As pessoas não são tão grandes como tu, as pessoas não aguentam tanto a vida como tu. As pessoas choram, as pessoas sofrem, as pessoas passam pela vida à procura da melhor maneira de viver. Mas tu amas-me, mãe. Tu amas-me assim, sem condições, e parece que quando me amas nem sequer existes. Apenas ficas ali, a ver-me existir, e é assim que descobres e me ensinas que a vida se resume a ver quem amas viver.

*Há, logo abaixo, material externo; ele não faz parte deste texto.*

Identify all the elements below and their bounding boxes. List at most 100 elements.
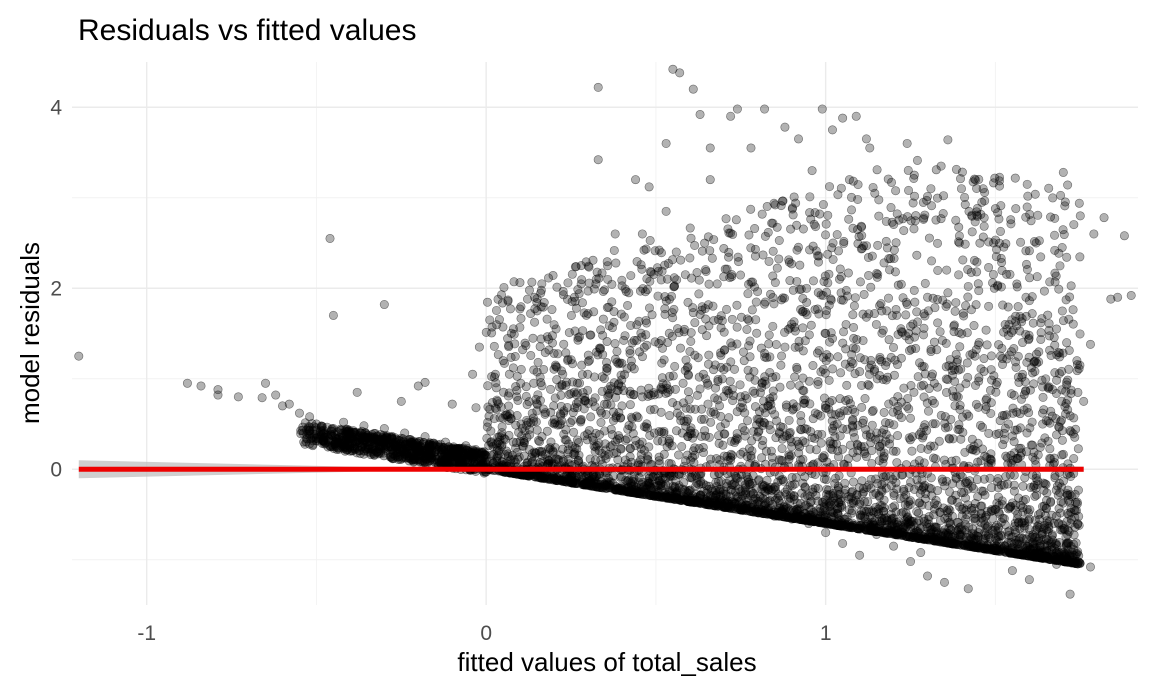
- data-point: [810, 305, 820, 315]
- data-point: [777, 351, 787, 361]
- data-point: [277, 401, 287, 411]
- data-point: [906, 216, 916, 226]
- data-point: [747, 305, 757, 315]
- data-point: [925, 441, 935, 451]
- data-point: [447, 399, 457, 409]
- data-point: [213, 385, 223, 395]
- data-point: [889, 245, 899, 255]
- data-point: [912, 155, 922, 165]
- data-point: [765, 396, 775, 406]
- data-point: [760, 348, 770, 358]
- data-point: [1003, 302, 1013, 312]
- data-point: [559, 339, 569, 349]
- data-point: [860, 394, 870, 404]
- data-point: [750, 224, 760, 234]
- data-point: [1036, 252, 1046, 262]
- data-point: [694, 289, 704, 299]
- data-point: [489, 372, 499, 382]
- data-point: [690, 318, 700, 328]
- data-point: [509, 277, 519, 287]
- data-point: [1054, 284, 1064, 294]
- data-point: [537, 381, 547, 391]
- data-point: [920, 278, 930, 288]
- data-point: [929, 453, 939, 463]
- data-point: [779, 293, 789, 303]
- data-point: [1063, 180, 1073, 190]
- data-point: [620, 331, 630, 341]
- data-point: [835, 431, 845, 441]
- data-point: [897, 413, 907, 423]
- data-point: [784, 451, 794, 461]
- data-point: [857, 402, 867, 412]
- data-point: [828, 364, 838, 374]
- data-point: [553, 349, 563, 359]
- data-point: [823, 210, 833, 220]
- data-point: [688, 84, 698, 94]
- data-point: [661, 206, 671, 216]
- data-point: [574, 456, 584, 466]
- data-point: [593, 82, 603, 92]
- data-point: [598, 350, 608, 360]
- data-point: [567, 415, 577, 425]
- data-point: [747, 436, 757, 446]
- data-point: [941, 362, 951, 372]
- data-point: [656, 248, 666, 258]
- data-point: [583, 309, 593, 319]
- data-point: [813, 257, 823, 267]
- data-point: [760, 297, 770, 307]
- data-point: [628, 429, 638, 439]
- data-point: [893, 392, 903, 402]
- data-point: [1024, 575, 1034, 585]
- data-point: [891, 446, 901, 456]
- data-point: [750, 251, 760, 261]
- data-point: [1025, 423, 1035, 433]
- data-point: [1050, 473, 1060, 483]
- data-point: [830, 473, 840, 483]
- data-point: [755, 407, 765, 417]
- data-point: [939, 191, 949, 201]
- data-point: [692, 268, 702, 278]
- data-point: [1057, 426, 1067, 436]
- data-point: [537, 279, 547, 289]
- data-point: [559, 290, 569, 300]
- data-point: [746, 243, 756, 253]
- data-point: [1051, 271, 1061, 281]
- data-point: [305, 412, 315, 422]
- data-point: [877, 486, 887, 496]
- data-point: [607, 323, 617, 333]
- data-point: [873, 240, 883, 250]
- data-point: [867, 420, 877, 430]
- data-point: [821, 528, 831, 538]
- data-point: [910, 332, 920, 342]
- data-point: [1015, 311, 1025, 321]
- data-point: [611, 258, 621, 268]
- data-point: [957, 511, 967, 521]
- data-point: [969, 321, 979, 331]
- data-point: [894, 215, 904, 225]
- data-point: [670, 281, 680, 291]
- data-point: [583, 261, 593, 271]
- data-point: [356, 441, 366, 451]
- data-point: [1023, 191, 1033, 201]
- data-point: [836, 295, 846, 305]
- data-point: [1032, 470, 1042, 480]
- data-point: [570, 326, 580, 336]
- data-point: [491, 383, 501, 393]
- data-point: [498, 356, 508, 366]
- data-point: [986, 365, 996, 375]
- data-point: [605, 442, 615, 452]
- data-point: [827, 445, 837, 455]
- data-point: [751, 297, 761, 307]
- data-point: [993, 492, 1003, 502]
- data-point: [784, 415, 794, 425]
- data-point: [494, 315, 504, 325]
- data-point: [1053, 348, 1063, 358]
- data-point: [627, 338, 637, 348]
- data-point: [610, 229, 620, 239]
- data-point: [1075, 252, 1085, 262]
- data-point: [923, 292, 933, 302]
- data-point: [658, 343, 668, 353]
- data-point: [768, 372, 778, 382]
- data-point: [598, 330, 608, 340]
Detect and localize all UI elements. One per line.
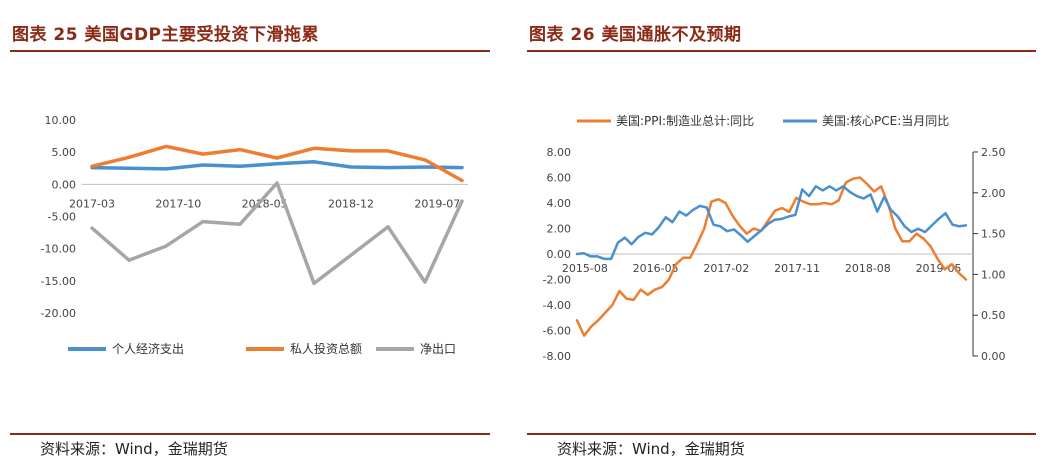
y-tick-label: 10.00 (45, 114, 77, 127)
y-right-tick-label: 2.50 (981, 146, 1006, 159)
inflation-chart: 8.00 6.00 4.00 2.00 0.00 -2.00 -4.00 -6.00 -8.00… (543, 114, 1006, 363)
x-tick-label: 2017-10 (155, 197, 201, 210)
figure-25-source: 资料来源：Wind，金瑞期货 (40, 440, 228, 458)
series-line-2 (90, 144, 464, 183)
series-line-1 (575, 176, 968, 337)
series-line-1 (90, 160, 464, 171)
y-right-tick-label: 0.50 (981, 309, 1006, 322)
figure-25-panel: 图表 25 美国GDP主要受投资下滑拖累 10.00 5.00 0.00 -5.00 -… (0, 0, 500, 467)
x-tick-label: 2018-08 (845, 262, 891, 275)
legend-label-2: 私人投资总额 (290, 341, 362, 356)
figure-25-bottom-rule (10, 433, 490, 435)
legend-label-2: 美国:核心PCE:当月同比 (822, 114, 949, 128)
y-left-tick-label: -2.00 (543, 274, 571, 287)
x-tick-label: 2017-03 (69, 197, 115, 210)
x-tick-label: 2015-08 (562, 262, 608, 275)
y-right-tick-label: 0.00 (981, 350, 1006, 363)
y-tick-label: 5.00 (52, 146, 77, 159)
series-line-2 (575, 185, 968, 261)
y-tick-label: -15.00 (41, 275, 76, 288)
y-tick-label: -20.00 (41, 307, 76, 320)
x-tick-label: 2019-07 (414, 197, 460, 210)
figure-26-top-rule (527, 50, 1036, 52)
y-tick-label: -5.00 (48, 211, 76, 224)
y-left-tick-label: 2.00 (547, 223, 572, 236)
y-left-tick-label: -8.00 (543, 350, 571, 363)
y-right-tick-label: 1.50 (981, 228, 1006, 241)
legend-label-3: 净出口 (420, 342, 456, 356)
figure-26-title: 图表 26 美国通胀不及预期 (529, 25, 742, 45)
x-tick-label: 2018-12 (328, 197, 374, 210)
x-tick-label: 2017-02 (703, 262, 749, 275)
x-tick-label: 2016-05 (633, 262, 679, 275)
y-tick-label: -10.00 (41, 243, 76, 256)
y-left-tick-label: -4.00 (543, 299, 571, 312)
x-tick-label: 2017-11 (774, 262, 820, 275)
y-tick-label: 0.00 (52, 178, 77, 191)
series-line-3 (90, 181, 464, 286)
gdp-contribution-chart: 10.00 5.00 0.00 -5.00 -10.00 -15.00 -20.00 2017… (41, 114, 468, 356)
y-left-tick-label: 8.00 (547, 146, 572, 159)
y-right-tick-label: 1.00 (981, 268, 1006, 281)
figure-26-bottom-rule (527, 433, 1036, 435)
y-left-tick-label: -6.00 (543, 325, 571, 338)
figure-26-source: 资料来源：Wind，金瑞期货 (557, 440, 745, 458)
y-left-tick-label: 6.00 (547, 172, 572, 185)
legend-label-1: 美国:PPI:制造业总计:同比 (616, 114, 754, 128)
y-left-tick-label: 0.00 (547, 248, 572, 261)
figure-25-top-rule (10, 50, 490, 52)
y-left-tick-label: 4.00 (547, 197, 572, 210)
figure-26-panel: 图表 26 美国通胀不及预期 8.00 6.00 4.00 2.00 0.00 -2.00… (517, 0, 1046, 467)
y-right-tick-label: 2.00 (981, 187, 1006, 200)
legend-label-1: 个人经济支出 (112, 341, 184, 356)
figure-25-title: 图表 25 美国GDP主要受投资下滑拖累 (12, 25, 320, 45)
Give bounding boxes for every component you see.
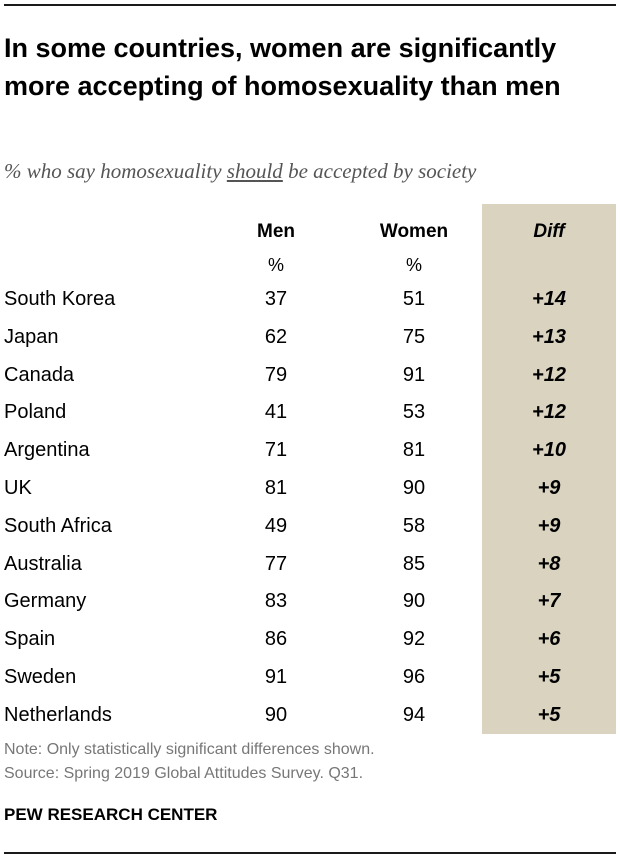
column-header-women: Women % [368, 219, 460, 278]
table-row: Poland 41 53 +12 [0, 394, 620, 432]
row-men-value: 71 [264, 439, 288, 462]
table-row: South Korea 37 51 +14 [0, 281, 620, 319]
row-diff-value: +9 [537, 476, 561, 499]
row-men-value: 86 [264, 628, 288, 651]
table-row: Australia 77 85 +8 [0, 546, 620, 584]
column-header-diff: Diff [482, 219, 616, 245]
table-row: Sweden 91 96 +5 [0, 659, 620, 697]
row-country-label: UK [4, 476, 32, 499]
row-country-label: South Korea [4, 288, 116, 310]
row-women-value: 90 [402, 590, 426, 613]
row-diff-value: +12 [532, 363, 566, 386]
row-diff-value: +10 [532, 439, 566, 462]
row-men-value: 62 [264, 325, 288, 348]
row-diff-value: +9 [537, 514, 561, 537]
subtitle-post: be accepted by society [282, 159, 477, 183]
table-body: South Korea 37 51 +14 Japan 62 75 +13 Canada 79 91… [0, 281, 620, 735]
table-row: Japan 62 75 +13 [0, 319, 620, 357]
row-country-label: Australia [4, 552, 82, 575]
chart-title: In some countries, women are significant… [4, 33, 561, 101]
row-country-label: Japan [4, 325, 59, 348]
row-diff-value: +5 [537, 665, 561, 688]
row-men-value: 41 [264, 401, 288, 424]
table-row: Germany 83 90 +7 [0, 583, 620, 621]
row-women-value: 92 [402, 628, 426, 651]
row-men-value: 79 [264, 363, 288, 386]
row-country-label: Spain [4, 628, 56, 651]
row-women-value: 96 [402, 665, 426, 688]
row-women-value: 85 [402, 552, 426, 575]
row-diff-value: +8 [537, 552, 561, 575]
chart-subtitle: % who say homosexuality should be accept… [4, 157, 614, 185]
column-header-women-label: Women [379, 221, 449, 242]
table-row: UK 81 90 +9 [0, 470, 620, 508]
row-diff-value: +6 [537, 628, 561, 651]
brand-label: PEW RESEARCH CENTER [4, 805, 218, 824]
row-diff-value: +12 [532, 401, 566, 424]
row-women-value: 53 [402, 401, 426, 424]
row-men-value: 49 [264, 514, 288, 537]
table-row: Canada 79 91 +12 [0, 357, 620, 395]
column-header-men-label: Men [257, 221, 295, 242]
table-row: South Africa 49 58 +9 [0, 508, 620, 546]
row-diff-value: +7 [537, 590, 561, 613]
row-women-value: 81 [402, 439, 426, 462]
row-men-value: 37 [264, 288, 288, 310]
row-women-value: 51 [402, 288, 426, 310]
row-diff-value: +5 [537, 703, 561, 726]
row-country-label: South Africa [4, 514, 112, 537]
chart-source: Source: Spring 2019 Global Attitudes Sur… [4, 765, 364, 782]
row-women-value: 90 [402, 476, 426, 499]
table-row: Netherlands 90 94 +5 [0, 697, 620, 735]
column-header-men: Men % [236, 219, 316, 278]
column-header-diff-label: Diff [533, 221, 565, 242]
row-country-label: Germany [4, 590, 87, 613]
row-country-label: Sweden [4, 665, 77, 688]
row-women-value: 91 [402, 363, 426, 386]
chart-note: Note: Only statistically significant dif… [4, 741, 375, 758]
column-header-women-unit: % [405, 255, 422, 275]
row-women-value: 58 [402, 514, 426, 537]
row-women-value: 94 [402, 703, 426, 726]
bottom-rule [4, 852, 616, 854]
row-country-label: Argentina [4, 439, 90, 462]
row-country-label: Netherlands [4, 703, 112, 726]
table-row: Argentina 71 81 +10 [0, 432, 620, 470]
row-men-value: 77 [264, 552, 288, 575]
row-diff-value: +13 [532, 325, 566, 348]
subtitle-underlined: should [226, 159, 283, 183]
row-men-value: 83 [264, 590, 288, 613]
column-header-men-unit: % [267, 255, 284, 275]
row-country-label: Poland [4, 401, 67, 424]
diff-column-highlight [482, 204, 616, 734]
row-women-value: 75 [402, 325, 426, 348]
subtitle-pre: % who say homosexuality [4, 159, 227, 183]
row-men-value: 91 [264, 665, 288, 688]
table-row: Spain 86 92 +6 [0, 621, 620, 659]
row-men-value: 90 [264, 703, 288, 726]
row-country-label: Canada [4, 363, 75, 386]
row-diff-value: +14 [532, 288, 566, 310]
row-men-value: 81 [264, 476, 288, 499]
top-rule [4, 4, 616, 6]
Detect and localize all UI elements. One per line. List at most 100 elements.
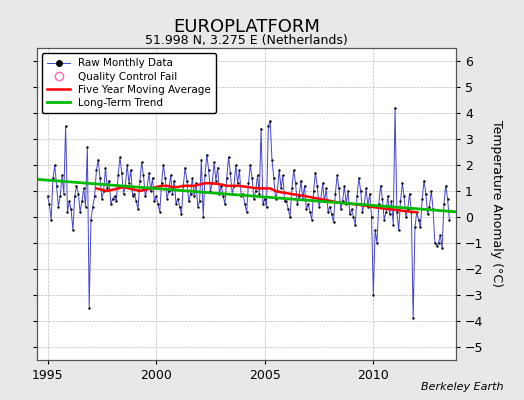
Point bbox=[137, 159, 146, 166]
Point bbox=[335, 185, 343, 192]
Point bbox=[373, 240, 381, 246]
Point bbox=[347, 206, 356, 212]
Point bbox=[117, 170, 126, 176]
Point bbox=[346, 211, 354, 218]
Point bbox=[147, 188, 155, 194]
Point bbox=[116, 154, 124, 160]
Point bbox=[148, 175, 157, 181]
Point bbox=[299, 196, 307, 202]
Point bbox=[173, 196, 182, 202]
Point bbox=[364, 203, 372, 210]
Point bbox=[127, 167, 135, 174]
Point bbox=[380, 216, 388, 223]
Point bbox=[165, 188, 173, 194]
Point bbox=[308, 216, 316, 223]
Point bbox=[243, 209, 251, 215]
Point bbox=[150, 198, 159, 205]
Point bbox=[92, 167, 101, 174]
Point bbox=[387, 198, 396, 205]
Point bbox=[199, 214, 208, 220]
Point bbox=[47, 216, 56, 223]
Point bbox=[436, 232, 444, 238]
Point bbox=[108, 196, 117, 202]
Point bbox=[179, 182, 188, 189]
Point bbox=[445, 216, 454, 223]
Point bbox=[293, 201, 301, 207]
Point bbox=[291, 180, 300, 186]
Point bbox=[288, 185, 296, 192]
Point bbox=[65, 198, 73, 205]
Point bbox=[275, 167, 283, 174]
Point bbox=[339, 198, 347, 205]
Point bbox=[128, 193, 137, 199]
Point bbox=[210, 159, 219, 166]
Point bbox=[145, 170, 153, 176]
Point bbox=[107, 201, 115, 207]
Point bbox=[181, 164, 189, 171]
Point bbox=[237, 193, 245, 199]
Point bbox=[230, 182, 238, 189]
Point bbox=[193, 203, 202, 210]
Point bbox=[97, 196, 106, 202]
Point bbox=[85, 305, 93, 311]
Point bbox=[58, 172, 66, 178]
Point bbox=[375, 201, 383, 207]
Point bbox=[177, 211, 185, 218]
Point bbox=[63, 209, 72, 215]
Text: EUROPLATFORM: EUROPLATFORM bbox=[173, 18, 320, 36]
Point bbox=[360, 201, 368, 207]
Point bbox=[105, 178, 113, 184]
Point bbox=[315, 203, 323, 210]
Point bbox=[197, 156, 205, 163]
Point bbox=[241, 201, 249, 207]
Point bbox=[425, 203, 434, 210]
Point bbox=[203, 151, 211, 158]
Point bbox=[130, 190, 139, 197]
Point bbox=[400, 193, 408, 199]
Point bbox=[132, 198, 140, 205]
Point bbox=[139, 172, 148, 178]
Point bbox=[111, 193, 119, 199]
Point bbox=[252, 188, 260, 194]
Point bbox=[212, 178, 220, 184]
Point bbox=[221, 201, 229, 207]
Point bbox=[295, 193, 303, 199]
Point bbox=[101, 164, 110, 171]
Point bbox=[386, 211, 394, 218]
Point bbox=[255, 190, 264, 197]
Point bbox=[134, 206, 142, 212]
Point bbox=[440, 201, 448, 207]
Point bbox=[409, 315, 417, 322]
Point bbox=[141, 193, 149, 199]
Point bbox=[336, 206, 345, 212]
Point bbox=[284, 206, 292, 212]
Point bbox=[56, 193, 64, 199]
Point bbox=[192, 180, 200, 186]
Point bbox=[187, 190, 195, 197]
Point bbox=[406, 190, 414, 197]
Point bbox=[125, 180, 133, 186]
Point bbox=[331, 190, 340, 197]
Point bbox=[418, 196, 427, 202]
Point bbox=[289, 167, 298, 174]
Point bbox=[263, 203, 271, 210]
Point bbox=[326, 203, 334, 210]
Point bbox=[277, 185, 285, 192]
Point bbox=[159, 162, 168, 168]
Point bbox=[355, 175, 363, 181]
Point bbox=[163, 196, 171, 202]
Point bbox=[235, 167, 244, 174]
Point bbox=[340, 182, 348, 189]
Point bbox=[176, 203, 184, 210]
Point bbox=[286, 214, 294, 220]
Point bbox=[412, 209, 421, 215]
Point bbox=[206, 188, 215, 194]
Point bbox=[313, 182, 321, 189]
Point bbox=[183, 178, 191, 184]
Point bbox=[442, 182, 450, 189]
Point bbox=[353, 193, 361, 199]
Point bbox=[87, 216, 95, 223]
Point bbox=[248, 175, 256, 181]
Point bbox=[49, 175, 57, 181]
Point bbox=[94, 156, 102, 163]
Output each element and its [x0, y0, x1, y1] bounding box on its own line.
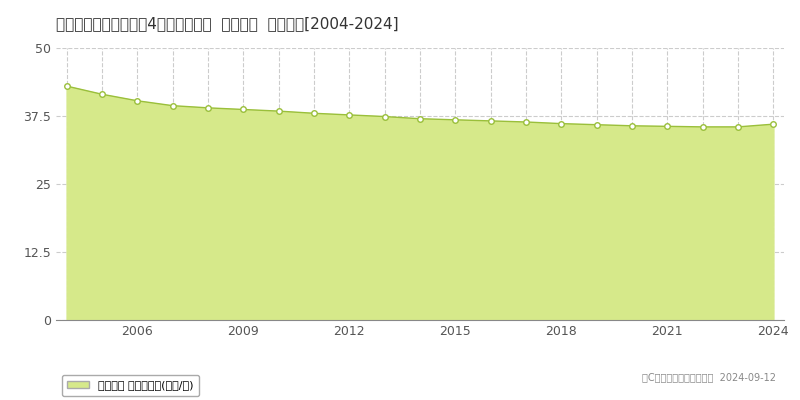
Legend: 地価公示 平均嵪単価(万円/嵪): 地価公示 平均嵪単価(万円/嵪)	[62, 375, 199, 396]
Text: （C）土地価格ドットコム  2024-09-12: （C）土地価格ドットコム 2024-09-12	[642, 372, 776, 382]
Text: 愛知県知多市にしの台4丁目７番３外  地価公示  地価推移[2004-2024]: 愛知県知多市にしの台4丁目７番３外 地価公示 地価推移[2004-2024]	[56, 16, 398, 31]
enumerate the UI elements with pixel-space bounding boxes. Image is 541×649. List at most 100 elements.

Há qualquer coisa de impossível na forma como me amas, mãe.
O possível teria de exigir que parasses quando te dói, que parasses quando o mundo, filho da puta do mundo, te obriga a inventares novas maneiras de me dares tudo o que eu preciso. O possível iria dizer-te que não, que uma só pessoa, tão pequena e tão grande como tu, não pode suportar todo o peso de duas vidas. E tu ainda aí estás, tão forte como só tu, tão impossível como só tu, a sorrir quando me vês de caderno na mão a dizer que sou o melhor aluno da turma. É claro que é bom ser bom aluno, mas o meu maior orgulho é ser filho da mãe mais impossível do mundo.

Há qualquer coisa de genial na forma como me amas, mãe.
As pessoas não inventam o tempo como tu, as pessoas não conseguem entender qual é a equação que permite estar sempre onde tem de se estar, as pessoas chegam atrasadas, as pessoas falham a responsabilidades, as pessoas por vezes esquecem-se do que têm de fazer, as pessoas não conseguem fazer com que metade do que precisariam para viver chegue para viverem sem nada lhes faltar. E tu consegues o milagre da multiplicação dos pães e dos corpos, estás no sítio exacto onde te preciso na hora exacta onde te preciso com as palavras exactas de que preciso, a falares-me de como é importante acreditar que sabemos tudo mesmo que seja importante acreditar que não sabemos nada, e eu ouço-te e percebo que o segredo da tua existência é saberes que só o amor derrota a matemática, e que número nenhum está à altura de quando me abraças.

Há qualquer coisa de eu todo na forma como me amas, mãe.
E quando me perguntarem que idade tem a minha mãe direi apenas que para sempre.”